Tuesday, May 6, 2014

French Revolution

View the whole presentation here
A merry band of typing history scholars filled the French Revolution review document with information today after school in S109.  This major event has so many well-documented events, names, and developments associated with it that even more could be added.  The eager learners also put the events in order for the last four columns!  Despite what some have heard, historians don't usually blame a random, twenty-first century American teenager for the twenty-six years of revolution and war.  They do, however, often divide the Revolution into three phases followed by the rule of Napoleon Bonaparte.
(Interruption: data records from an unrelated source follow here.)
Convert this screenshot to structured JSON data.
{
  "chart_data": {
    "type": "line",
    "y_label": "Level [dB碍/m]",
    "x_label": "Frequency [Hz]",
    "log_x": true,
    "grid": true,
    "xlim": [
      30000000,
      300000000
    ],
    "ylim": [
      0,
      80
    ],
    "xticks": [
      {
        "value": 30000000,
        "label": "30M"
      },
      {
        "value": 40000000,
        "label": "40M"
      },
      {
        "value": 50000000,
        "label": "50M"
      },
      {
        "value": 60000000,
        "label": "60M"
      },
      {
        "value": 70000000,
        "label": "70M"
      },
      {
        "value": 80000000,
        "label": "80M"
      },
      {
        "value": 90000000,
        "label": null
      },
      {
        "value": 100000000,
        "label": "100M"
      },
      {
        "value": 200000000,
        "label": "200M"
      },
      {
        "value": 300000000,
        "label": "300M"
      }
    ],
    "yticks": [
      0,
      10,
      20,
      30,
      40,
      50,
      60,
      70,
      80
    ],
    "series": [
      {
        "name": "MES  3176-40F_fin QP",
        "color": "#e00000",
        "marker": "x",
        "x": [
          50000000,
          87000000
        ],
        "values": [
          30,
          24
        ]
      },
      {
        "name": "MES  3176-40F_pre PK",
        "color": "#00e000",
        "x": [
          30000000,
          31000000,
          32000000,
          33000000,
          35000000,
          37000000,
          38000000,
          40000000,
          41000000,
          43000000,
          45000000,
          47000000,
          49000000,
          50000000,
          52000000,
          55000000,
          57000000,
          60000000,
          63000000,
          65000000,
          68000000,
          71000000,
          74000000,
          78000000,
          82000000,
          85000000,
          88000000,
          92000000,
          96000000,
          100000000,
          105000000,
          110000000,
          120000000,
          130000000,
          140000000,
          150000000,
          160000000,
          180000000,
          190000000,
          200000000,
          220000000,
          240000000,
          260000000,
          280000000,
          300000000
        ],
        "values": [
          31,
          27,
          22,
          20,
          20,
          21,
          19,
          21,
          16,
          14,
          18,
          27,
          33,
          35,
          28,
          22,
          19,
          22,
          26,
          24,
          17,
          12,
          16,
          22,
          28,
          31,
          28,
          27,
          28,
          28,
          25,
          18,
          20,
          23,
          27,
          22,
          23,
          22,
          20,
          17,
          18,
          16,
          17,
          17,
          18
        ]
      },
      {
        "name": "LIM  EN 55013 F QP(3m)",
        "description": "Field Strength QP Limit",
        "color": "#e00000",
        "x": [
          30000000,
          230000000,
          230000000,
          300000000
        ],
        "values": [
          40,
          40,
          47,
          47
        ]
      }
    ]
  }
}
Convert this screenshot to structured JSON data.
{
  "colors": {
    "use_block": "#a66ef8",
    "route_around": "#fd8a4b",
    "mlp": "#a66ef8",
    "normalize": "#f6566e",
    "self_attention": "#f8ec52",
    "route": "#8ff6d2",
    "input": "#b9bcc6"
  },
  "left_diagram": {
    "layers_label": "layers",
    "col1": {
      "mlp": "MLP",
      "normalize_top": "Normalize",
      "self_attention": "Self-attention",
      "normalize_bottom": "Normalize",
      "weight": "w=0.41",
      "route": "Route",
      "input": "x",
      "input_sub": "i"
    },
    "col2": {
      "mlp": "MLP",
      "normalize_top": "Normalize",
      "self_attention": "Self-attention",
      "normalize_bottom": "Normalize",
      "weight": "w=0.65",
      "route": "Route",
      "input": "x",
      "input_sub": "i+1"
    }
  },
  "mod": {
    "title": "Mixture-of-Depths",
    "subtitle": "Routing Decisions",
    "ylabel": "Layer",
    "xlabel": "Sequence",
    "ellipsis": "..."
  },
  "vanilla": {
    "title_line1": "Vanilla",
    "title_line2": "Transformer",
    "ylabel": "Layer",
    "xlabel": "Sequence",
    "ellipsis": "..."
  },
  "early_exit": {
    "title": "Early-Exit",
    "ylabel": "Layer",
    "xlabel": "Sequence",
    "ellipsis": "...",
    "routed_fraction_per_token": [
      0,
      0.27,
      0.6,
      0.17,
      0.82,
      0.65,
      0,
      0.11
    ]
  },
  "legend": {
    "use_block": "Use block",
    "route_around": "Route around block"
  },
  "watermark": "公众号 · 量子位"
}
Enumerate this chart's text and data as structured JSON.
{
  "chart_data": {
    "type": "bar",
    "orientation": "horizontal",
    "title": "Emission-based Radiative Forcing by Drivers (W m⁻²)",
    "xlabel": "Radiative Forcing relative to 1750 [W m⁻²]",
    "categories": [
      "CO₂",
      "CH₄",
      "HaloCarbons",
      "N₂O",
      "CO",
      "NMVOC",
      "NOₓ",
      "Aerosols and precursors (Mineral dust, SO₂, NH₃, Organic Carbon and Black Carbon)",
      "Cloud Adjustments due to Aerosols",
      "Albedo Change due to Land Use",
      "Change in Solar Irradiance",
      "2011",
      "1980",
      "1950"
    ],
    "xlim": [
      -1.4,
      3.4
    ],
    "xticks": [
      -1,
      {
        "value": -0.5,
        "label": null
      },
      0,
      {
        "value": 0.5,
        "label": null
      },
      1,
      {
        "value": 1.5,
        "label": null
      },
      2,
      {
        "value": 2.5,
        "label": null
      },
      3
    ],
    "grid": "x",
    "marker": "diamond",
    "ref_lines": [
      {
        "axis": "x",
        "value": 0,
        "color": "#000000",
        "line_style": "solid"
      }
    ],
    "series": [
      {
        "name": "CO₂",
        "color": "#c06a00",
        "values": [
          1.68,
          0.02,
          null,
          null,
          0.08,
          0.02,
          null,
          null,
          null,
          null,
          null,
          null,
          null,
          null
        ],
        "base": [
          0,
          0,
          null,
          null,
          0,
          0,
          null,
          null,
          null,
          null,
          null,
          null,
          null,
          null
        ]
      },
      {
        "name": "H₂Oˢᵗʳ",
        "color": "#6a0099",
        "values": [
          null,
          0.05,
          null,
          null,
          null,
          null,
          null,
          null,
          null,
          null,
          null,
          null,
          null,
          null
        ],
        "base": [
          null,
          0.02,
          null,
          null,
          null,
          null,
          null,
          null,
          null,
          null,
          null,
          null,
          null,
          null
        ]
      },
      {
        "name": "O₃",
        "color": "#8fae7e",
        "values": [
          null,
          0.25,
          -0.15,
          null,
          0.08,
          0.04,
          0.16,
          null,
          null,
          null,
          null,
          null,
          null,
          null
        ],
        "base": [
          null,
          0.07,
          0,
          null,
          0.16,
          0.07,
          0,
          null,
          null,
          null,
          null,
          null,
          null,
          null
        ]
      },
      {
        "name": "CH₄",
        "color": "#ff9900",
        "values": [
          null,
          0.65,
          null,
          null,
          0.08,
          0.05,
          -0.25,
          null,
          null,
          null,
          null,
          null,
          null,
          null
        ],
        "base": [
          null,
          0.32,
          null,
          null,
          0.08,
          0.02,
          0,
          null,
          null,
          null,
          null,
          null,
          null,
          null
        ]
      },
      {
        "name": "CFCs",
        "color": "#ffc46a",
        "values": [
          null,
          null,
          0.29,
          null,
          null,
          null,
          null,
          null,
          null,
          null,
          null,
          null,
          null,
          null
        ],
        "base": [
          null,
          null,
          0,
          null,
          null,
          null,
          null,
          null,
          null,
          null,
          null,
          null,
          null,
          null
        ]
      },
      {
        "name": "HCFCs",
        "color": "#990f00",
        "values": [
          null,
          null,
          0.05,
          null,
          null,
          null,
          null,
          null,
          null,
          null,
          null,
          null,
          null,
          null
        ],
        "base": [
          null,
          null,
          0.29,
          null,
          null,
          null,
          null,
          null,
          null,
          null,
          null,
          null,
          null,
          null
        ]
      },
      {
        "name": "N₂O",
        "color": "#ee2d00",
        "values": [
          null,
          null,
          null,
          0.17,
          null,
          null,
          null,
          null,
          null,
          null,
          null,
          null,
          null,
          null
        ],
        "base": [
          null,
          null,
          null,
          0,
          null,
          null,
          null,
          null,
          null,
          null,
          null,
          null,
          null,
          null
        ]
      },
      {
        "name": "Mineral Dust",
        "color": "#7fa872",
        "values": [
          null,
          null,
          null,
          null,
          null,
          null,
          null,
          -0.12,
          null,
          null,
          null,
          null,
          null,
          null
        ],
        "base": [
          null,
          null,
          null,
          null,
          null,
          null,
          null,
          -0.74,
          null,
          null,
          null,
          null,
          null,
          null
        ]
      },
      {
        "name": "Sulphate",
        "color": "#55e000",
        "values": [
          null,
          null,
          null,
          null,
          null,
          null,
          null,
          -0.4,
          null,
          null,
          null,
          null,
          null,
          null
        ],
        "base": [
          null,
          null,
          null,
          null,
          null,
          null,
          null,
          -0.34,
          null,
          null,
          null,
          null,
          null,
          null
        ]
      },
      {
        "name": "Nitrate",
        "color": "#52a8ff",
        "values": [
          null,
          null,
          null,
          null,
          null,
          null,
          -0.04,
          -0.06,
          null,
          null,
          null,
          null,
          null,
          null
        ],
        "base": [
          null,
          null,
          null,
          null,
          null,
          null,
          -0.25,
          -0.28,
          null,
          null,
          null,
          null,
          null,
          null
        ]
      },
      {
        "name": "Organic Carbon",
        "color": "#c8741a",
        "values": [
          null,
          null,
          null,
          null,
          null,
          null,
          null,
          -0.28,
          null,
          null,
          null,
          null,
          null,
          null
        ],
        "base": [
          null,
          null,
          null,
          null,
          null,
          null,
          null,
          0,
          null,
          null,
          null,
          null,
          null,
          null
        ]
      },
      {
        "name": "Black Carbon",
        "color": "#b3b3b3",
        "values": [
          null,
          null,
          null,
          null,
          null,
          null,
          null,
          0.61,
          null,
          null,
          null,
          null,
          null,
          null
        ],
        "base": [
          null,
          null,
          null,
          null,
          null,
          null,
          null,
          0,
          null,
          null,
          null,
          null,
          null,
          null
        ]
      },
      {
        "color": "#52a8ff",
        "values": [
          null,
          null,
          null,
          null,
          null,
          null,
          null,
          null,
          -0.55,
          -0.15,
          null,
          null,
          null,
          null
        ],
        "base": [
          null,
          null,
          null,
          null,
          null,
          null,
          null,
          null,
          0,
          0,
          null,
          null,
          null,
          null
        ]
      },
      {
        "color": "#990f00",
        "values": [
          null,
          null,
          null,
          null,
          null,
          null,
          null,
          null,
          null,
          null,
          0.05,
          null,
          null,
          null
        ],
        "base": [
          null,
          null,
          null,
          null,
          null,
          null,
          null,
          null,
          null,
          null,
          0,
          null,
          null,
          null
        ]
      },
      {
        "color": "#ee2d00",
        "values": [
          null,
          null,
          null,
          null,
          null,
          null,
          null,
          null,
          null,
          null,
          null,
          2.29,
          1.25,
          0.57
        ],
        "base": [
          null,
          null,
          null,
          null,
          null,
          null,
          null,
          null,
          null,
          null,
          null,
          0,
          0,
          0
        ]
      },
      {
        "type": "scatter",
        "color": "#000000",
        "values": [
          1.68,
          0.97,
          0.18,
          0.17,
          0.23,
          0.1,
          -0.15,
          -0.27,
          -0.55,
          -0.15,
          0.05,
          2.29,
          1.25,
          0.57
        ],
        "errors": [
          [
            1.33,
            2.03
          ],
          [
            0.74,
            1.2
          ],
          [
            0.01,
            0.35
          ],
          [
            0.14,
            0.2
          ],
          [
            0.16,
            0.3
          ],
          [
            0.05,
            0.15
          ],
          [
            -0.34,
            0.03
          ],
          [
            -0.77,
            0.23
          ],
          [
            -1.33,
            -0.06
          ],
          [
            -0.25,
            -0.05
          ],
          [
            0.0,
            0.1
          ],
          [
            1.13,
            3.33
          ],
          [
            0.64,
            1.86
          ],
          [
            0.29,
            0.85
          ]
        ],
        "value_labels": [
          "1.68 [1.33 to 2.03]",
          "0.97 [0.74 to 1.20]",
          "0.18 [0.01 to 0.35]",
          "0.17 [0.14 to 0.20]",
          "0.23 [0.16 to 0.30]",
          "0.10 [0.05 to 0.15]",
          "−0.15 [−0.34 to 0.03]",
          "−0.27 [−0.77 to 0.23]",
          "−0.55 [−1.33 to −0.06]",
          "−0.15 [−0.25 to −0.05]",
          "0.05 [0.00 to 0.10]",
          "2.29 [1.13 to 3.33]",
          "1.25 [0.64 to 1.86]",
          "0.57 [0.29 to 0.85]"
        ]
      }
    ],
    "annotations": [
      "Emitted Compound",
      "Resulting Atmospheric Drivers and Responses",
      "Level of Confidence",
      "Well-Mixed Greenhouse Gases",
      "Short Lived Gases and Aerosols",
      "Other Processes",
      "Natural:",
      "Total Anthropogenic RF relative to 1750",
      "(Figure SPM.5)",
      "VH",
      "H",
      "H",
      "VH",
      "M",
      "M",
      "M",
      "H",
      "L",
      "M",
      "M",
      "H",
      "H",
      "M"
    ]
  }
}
Revolutionary calendar, topped with Liberty
One important theme that did not emerge in today's discussion was the types of social and political change pursued in the radical revolution.  Radical means more than violent.  There was violence in all of the phases of the revolution, although the Reign of Terror was a key aspect of the radical phase.  The radicals also attempted to fundamentally alter French society with De-Christianization, republican government, price controls, and total war against Austria and Prussia. Under Robespierre the National Convention ended slavery in the French colonies.  The earlier moderate revolution had instituted liberal changes to France.  The National Assembly ended noble privileges, restrained the King and the church, protected property rights and individual rights, and enfranchised propertied men.  Free-response questions on the French Revolution and Napoleonic period often ask students to analyze revolutionary action or participation in specific ways.  For instance, in 2012 many students wrote on this question:
Analyze various ways in which government policies during the Revolutionary and Napoleonic era contributed to a greater sense of French national identity in the period 1789 to 1815.
Answering this question well requires students to apply examples that relate to the emerging notion of national identity.  Which examples could be used to answer this question?  How would you analyze them?